Richard Vandenburgh, president of the Greenport Village's Business Improvement District, where parking spaces and a stretch of roadway have been converted for businesses to expand outdoors. Credit: Newsday/John Paraskevas

“They’ve never done anything like this where it’s just been kind of rededicated space for a period of up to four months,” said Richard Vandenburgh, the co-owner of a local brewery and president of the village Business Improvement District, which spearheaded the effort. “That’s never happened before.”

The village also closed a lane of traffic along one heavily used block of Front Street. Shoppers and diners have filled the extra space, to the relief of local businesses, Vandenburgh says.

“Some are saying, had we not done this, they probably would’ve had to shutter their doors altogether,” he said.

With state regulations keeping indoor gyms closed, a Rockville Centre fitness studio is leading daily spin and workout classes in surrounding parking spots.

“You’ve got the wind, the breeze, the air — it’s not so bad at all,” said Dennison Silvio, the owner of Sportset Health & Fitness Club. “No one’s parking there, so it’s totally empty anyway."

Virginia Kornfeld of Oceanside was one of about 20 people doing squats and jumping jacks in a parking lot Body Sculpt class there one recent morning as Long Island Rail Road trains clattered by overhead.

“It’s a little weird,” she said, but certainly better than the virtual classes she had been doing. “It’s just not the same doing it online. I’m tired of looking at the walls of my bedroom.”

Patchogue is one of many Long Island communities regularly closing downtown blocks to car traffic because of the pandemic. Restaurants have taken advantage, filling the South Shore village’s Main Street with tables every Sunday.

People dine and mill about along Main Street in Patchogue...

People dine and mill about along Main Street in Patchogue on Aug. 2. Credit: James Carbone

“Just seeing people sitting in the street, it’s a different feel,” said Charlie Gomes, general manager of the restaurant Arooga’s, which had several tables on Main Street one recent Sunday. Gomes compared it with the outdoor cafes of European cities.

Rethinking 'Car Age' communities

That model of public space was far from the minds of the builders of Long Island’s highways, low-density neighborhoods and shopping malls surrounded by oceanic parking lots, those who’ve studied Long Island’s history say.

“When the ‘Car Age’ happened across the country and Long Island, we accommodated the car over the built environment,” said Eric Alexander, director of Vision Long Island, a nonprofit planning group. “We sacrificed a lot of our downtowns and our gathering places.”

But, he noted, some Long Island communities were reconfiguring their downtowns to make them more amenable to those without cars before the pandemic hit.
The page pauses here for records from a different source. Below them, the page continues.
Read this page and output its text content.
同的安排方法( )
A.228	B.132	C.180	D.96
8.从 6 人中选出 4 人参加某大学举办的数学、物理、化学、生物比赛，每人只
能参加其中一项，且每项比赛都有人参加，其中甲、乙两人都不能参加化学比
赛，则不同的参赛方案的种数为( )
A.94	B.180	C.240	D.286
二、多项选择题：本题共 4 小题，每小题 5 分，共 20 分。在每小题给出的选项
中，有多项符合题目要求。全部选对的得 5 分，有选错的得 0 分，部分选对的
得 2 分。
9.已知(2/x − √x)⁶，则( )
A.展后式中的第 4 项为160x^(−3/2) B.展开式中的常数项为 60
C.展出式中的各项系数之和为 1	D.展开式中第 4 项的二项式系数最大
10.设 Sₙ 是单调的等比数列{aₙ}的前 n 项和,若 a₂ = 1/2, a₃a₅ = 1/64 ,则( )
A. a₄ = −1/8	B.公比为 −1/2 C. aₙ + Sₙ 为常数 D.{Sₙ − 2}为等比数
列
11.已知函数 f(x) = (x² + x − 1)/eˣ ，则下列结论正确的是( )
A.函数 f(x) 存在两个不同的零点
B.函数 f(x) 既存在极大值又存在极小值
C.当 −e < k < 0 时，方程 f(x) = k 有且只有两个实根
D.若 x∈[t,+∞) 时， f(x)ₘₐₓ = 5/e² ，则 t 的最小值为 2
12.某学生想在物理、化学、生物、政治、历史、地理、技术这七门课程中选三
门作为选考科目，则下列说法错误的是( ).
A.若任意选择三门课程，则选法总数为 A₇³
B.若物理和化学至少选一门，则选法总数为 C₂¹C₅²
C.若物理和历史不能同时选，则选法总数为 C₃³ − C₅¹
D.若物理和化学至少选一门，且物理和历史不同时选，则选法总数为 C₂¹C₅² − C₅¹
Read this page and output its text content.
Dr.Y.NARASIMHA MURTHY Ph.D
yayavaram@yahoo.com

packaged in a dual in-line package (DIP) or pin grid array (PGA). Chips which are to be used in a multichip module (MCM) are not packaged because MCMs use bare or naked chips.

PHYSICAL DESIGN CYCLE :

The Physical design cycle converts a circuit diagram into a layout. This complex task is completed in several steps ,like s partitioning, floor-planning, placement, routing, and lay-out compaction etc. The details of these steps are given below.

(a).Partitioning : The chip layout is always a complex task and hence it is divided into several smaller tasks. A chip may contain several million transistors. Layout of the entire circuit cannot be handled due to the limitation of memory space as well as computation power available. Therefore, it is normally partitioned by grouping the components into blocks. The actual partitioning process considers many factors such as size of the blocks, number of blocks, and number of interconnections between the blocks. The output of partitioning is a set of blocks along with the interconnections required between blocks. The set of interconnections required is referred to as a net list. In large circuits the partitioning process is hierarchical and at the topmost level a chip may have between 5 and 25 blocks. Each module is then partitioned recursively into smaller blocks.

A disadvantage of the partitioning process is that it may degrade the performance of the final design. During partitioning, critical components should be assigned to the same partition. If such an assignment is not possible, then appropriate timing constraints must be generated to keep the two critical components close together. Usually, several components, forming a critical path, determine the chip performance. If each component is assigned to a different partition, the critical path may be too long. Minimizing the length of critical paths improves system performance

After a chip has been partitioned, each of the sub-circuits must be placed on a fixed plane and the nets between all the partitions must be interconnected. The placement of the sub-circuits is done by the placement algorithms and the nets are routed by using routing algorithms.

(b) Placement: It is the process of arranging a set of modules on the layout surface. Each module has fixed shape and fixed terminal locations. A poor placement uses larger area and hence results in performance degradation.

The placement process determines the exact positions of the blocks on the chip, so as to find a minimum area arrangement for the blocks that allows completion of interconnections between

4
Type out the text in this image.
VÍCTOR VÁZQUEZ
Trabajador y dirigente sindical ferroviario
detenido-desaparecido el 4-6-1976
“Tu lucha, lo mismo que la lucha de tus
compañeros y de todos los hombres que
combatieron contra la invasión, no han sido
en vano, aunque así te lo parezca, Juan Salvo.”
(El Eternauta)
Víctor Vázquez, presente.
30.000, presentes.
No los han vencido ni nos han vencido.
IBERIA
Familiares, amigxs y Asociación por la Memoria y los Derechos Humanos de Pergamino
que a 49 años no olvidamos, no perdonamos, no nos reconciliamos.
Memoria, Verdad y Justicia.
He called the uptick in road and parking conversions since the pandemic an “acceleration” of that trend.

“It’s a natural progression,” he said. “Only, it happened in an unnatural fashion.”

That progression may continue even after the pandemic.

Vandenburgh says he hopes Greenport will allow the Business Improvement District to install the parklets for the entire summer season next year, even if COVID-19 is no longer a threat. After some initial skepticism about the installations, most of the community likes them, he says.

“It could have a long-lasting impact on how Greenport operates in years to come,” he said.

In Patchogue, Mayor Paul Pontieri says he could imagine closing Main Street for outdoor dining even once COVID-19 is under control.

“The pandemic is systemically changing how we look at how we use our properties, how we use our streets, and how the businesses are going to survive over time,” he said. “It's up to the leadership in all these municipalities, whether it's villages, towns or the county for that matter, to really take a look at what’s a different way to do it and a better way to do it after we come out of this.”